In this class we had four projects. The first two projects focused on multi-threading a graph search. The graph was noised with time to traverse an edge (i.e. some get adjacent calls took significantly longer) which introduced interesting synchronization problems, but that is a discussion for another time. The last two projects focused on indexing strings in Wikipedia. Dr. Loguinov gave us Wikipedia as a text file (up to 30 GiB) and asked us to count how many times certain words appeared (project 3) and how many times all words appeared (project 4).
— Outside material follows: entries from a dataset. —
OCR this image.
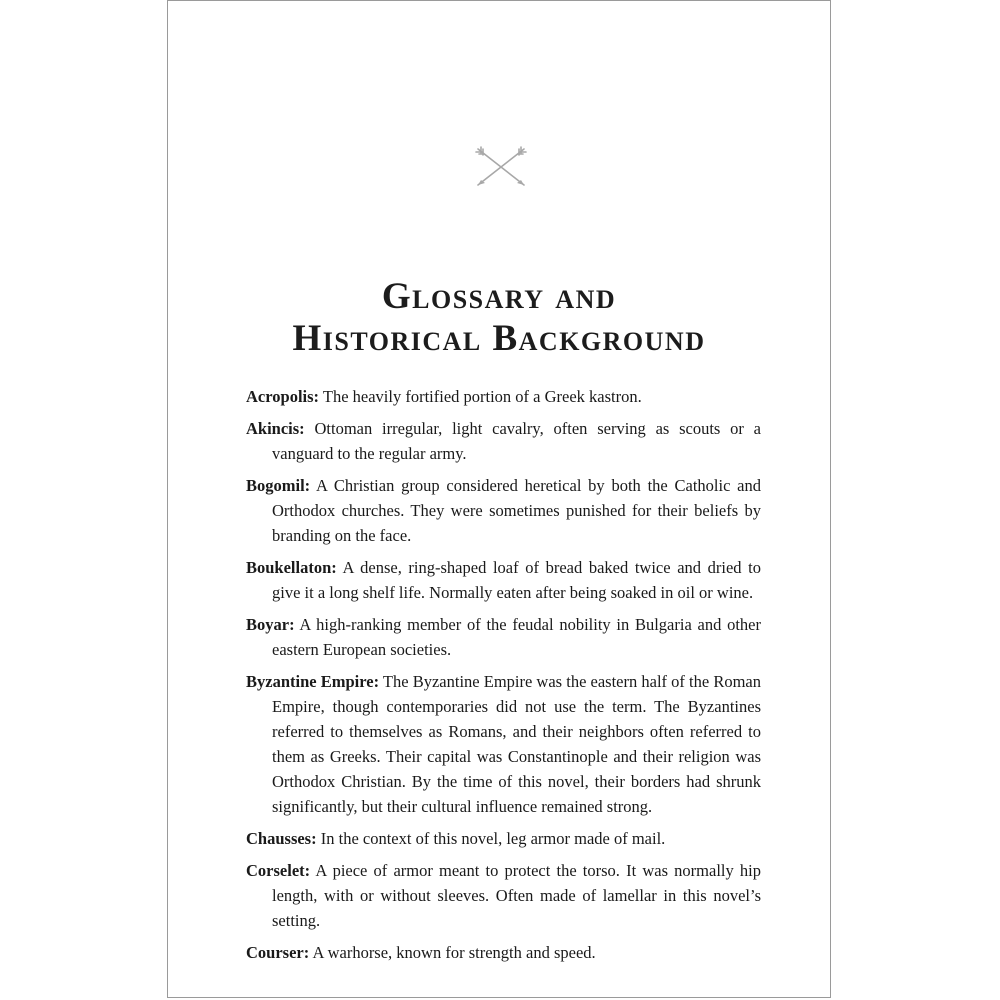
Glossary and
Historical Background
Acropolis: The heavily fortified portion of a Greek kastron.
Akincis: Ottoman irregular, light cavalry, often serving as scouts or a vanguard to the regular army.
Bogomil: A Christian group considered heretical by both the Catholic and Orthodox churches. They were sometimes punished for their beliefs by branding on the face.
Boukellaton: A dense, ring-shaped loaf of bread baked twice and dried to give it a long shelf life. Normally eaten after being soaked in oil or wine.
Boyar: A high-ranking member of the feudal nobility in Bulgaria and other eastern European societies.
Byzantine Empire: The Byzantine Empire was the eastern half of the Roman Empire, though contemporaries did not use the term. The Byzantines referred to themselves as Romans, and their neighbors often referred to them as Greeks. Their capital was Constantinople and their religion was Orthodox Christian. By the time of this novel, their borders had shrunk significantly, but their cultural influence remained strong.
Chausses: In the context of this novel, leg armor made of mail.
Corselet: A piece of armor meant to protect the torso. It was normally hip length, with or without sleeves. Often made of lamellar in this novel’s setting.
Courser: A warhorse, known for strength and speed.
To get numbers out of the way, for counting certain words (30GiB) saw speeds up to 2.5 GiB/s (runtime was very dependent on the input list's size and contents). For counting all words processing speed averaged around 370 MiB/s (about 80s for 30GiB). This was on a quad/eight 2.9 GHz Intel CPU (i7-7820HQ) and the programs were limited by CPU (not disk speed).
This was a massive foray into optimization from start to finish. Dr. Loguinov required use of Windows and the Windows API to promote efficiency. The thread priority is tinkered with. The file contents are read into RAM via DMA. Synchronization and Copying had to be minimized. These factors were all compounded as the students were competing with one another for the fastest runtime.
The general architecture was to spawn one thread per cpu core (so 8 when running on my laptop) and one thread for reading in the file. The read thread would read chunks of the file from disk (via Virtual Memory and Direct Memory Access) and push these chunks to the worker threads to process. At the end of each chunk, the thread would synchronize to report some summary statistics, which would be printed to the console in real time as the program was running.
One interesting problem arose: dealing with the chunk boundaries. That is, when counting words, how to handle the words which span chunk boundaries. To do this a part of the prior chunk was prepended to the front of the current chunk. Care was required to ensure that no words were double counted nor that any works were missed. And that was alot of fun to debug when running multiple threads. If you're here cause you're doing this assignment and hoping for hints, all I can say is good luck.
Overall, this was a fun foray into working with large datasets in an efficient manner. Additionally, since this was the first class with major, compounding projects, I learned a lot about writing clean and dry code. It was, up to that point, the most code I had written for any one class. While it was in C++, it read a lot more like C style code (Dr. Loguinov is a big fan of C-strings for performance reasons).